On June 27, the Republican-controlled legislature sent Hobbs a budget that gave her nearly everything she wanted, including “fully funding” for education. Some Republican legislators bent over so far to please Hobbs that they created a fair amount of friction among their ranks. They did so in the spirit of cooperation, to avoid a state government shutdown.
However, just 12 days later, on July 9, Hobbs wasted no time in stabbing those legislators in the back by claiming that they are allowing public schools to go underfunded. The occasion of her rant was a claim made by NBC Channel 12 news that Empowerment Scholarship Account recipients are “hoarding” $440 Millions of funds received, apparently to use those funds to help fund college educations.
Arizonans deserve transparency and accountability for how their money is being spent.
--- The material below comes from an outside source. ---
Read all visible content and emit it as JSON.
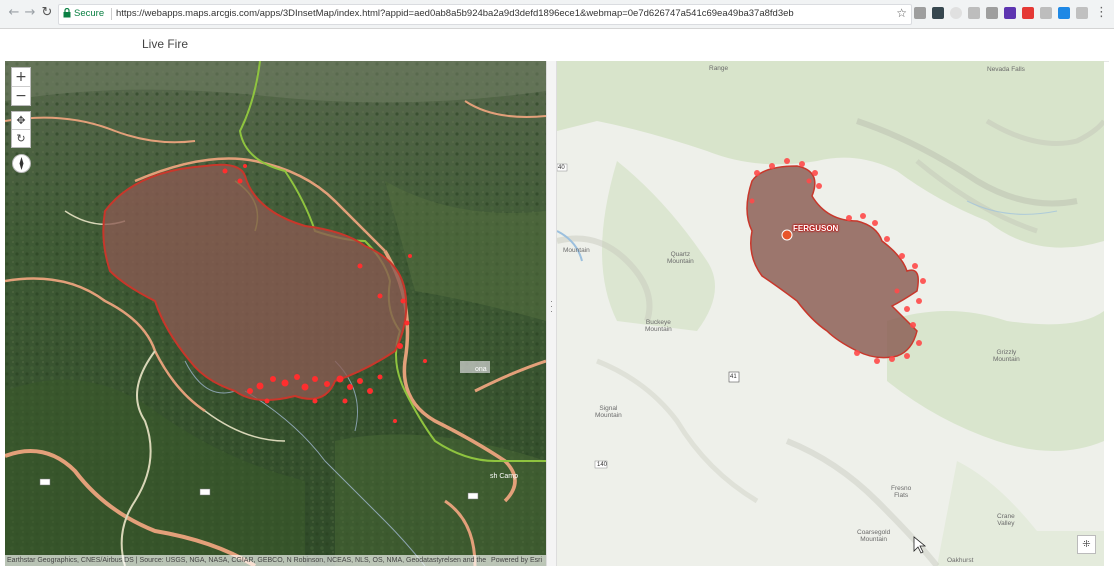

Instead, $440 million in taxpayer dollars is being hoarded in private accounts while public schools go underfunded. We need some guardrails to protect Arizona taxpayers. https://t.co/t32xw1xMBo
— Governor Katie Hobbs (@GovernorHobbs) July 9, 2025
Even the highly-biased NBC article admitted that what the “hoarders” are doing is not unlawful. It should be clear to anyone who looks at the facts that this action by Hobbs is not about underfunding education, but about the education establishment losing control over indoctrination of the relatively small percentage of students that participate in the ESA program.
Even Hobbs herself, in her Governor’s website description of the budget deal, listed several education-funding items, including fully funding of K-12 education and a 2-year waving of the Aggregate Expenditure Limit. This latter item warrants further explanation.
In 1980, the voters of Arizona approved Proposition 109 which established the Aggregate Expenditure Limit (AEL) in the Arizona Constitution. The margin of approval was an overwhelming 82% YES to 18% NO.
Even though the AEL was a limit on K-12 and Community College funding, it was a very generous limit.
It set the then current year, 1980, as a baseline and limited the growth of future funding to the percentage of growth in student enrollment, plus the percentage of inflation, plus a 10% bonus.
In addition to that, it included a mechanism for overriding the limit. The legislature could override the AEL by a concurrent resolution approved by at least 2/3 of both chambers of the legislature.
That is exactly what the legislature did this year, except that they did two years at once. SCR1041 overrides this year’s limit and SCR1042 overrides next year’s limit.
One last point regarding education funding is that for quite some time now, education funding has comprised well over half of all expenditures at both the state and the county level. That leaves less than half to meet other obligations, like law enforcement, infrastructure, healthcare, etc.
Our governor should be thanking the members of the legislature for their generosity toward public education instead of bashing them for bogus education underfunding.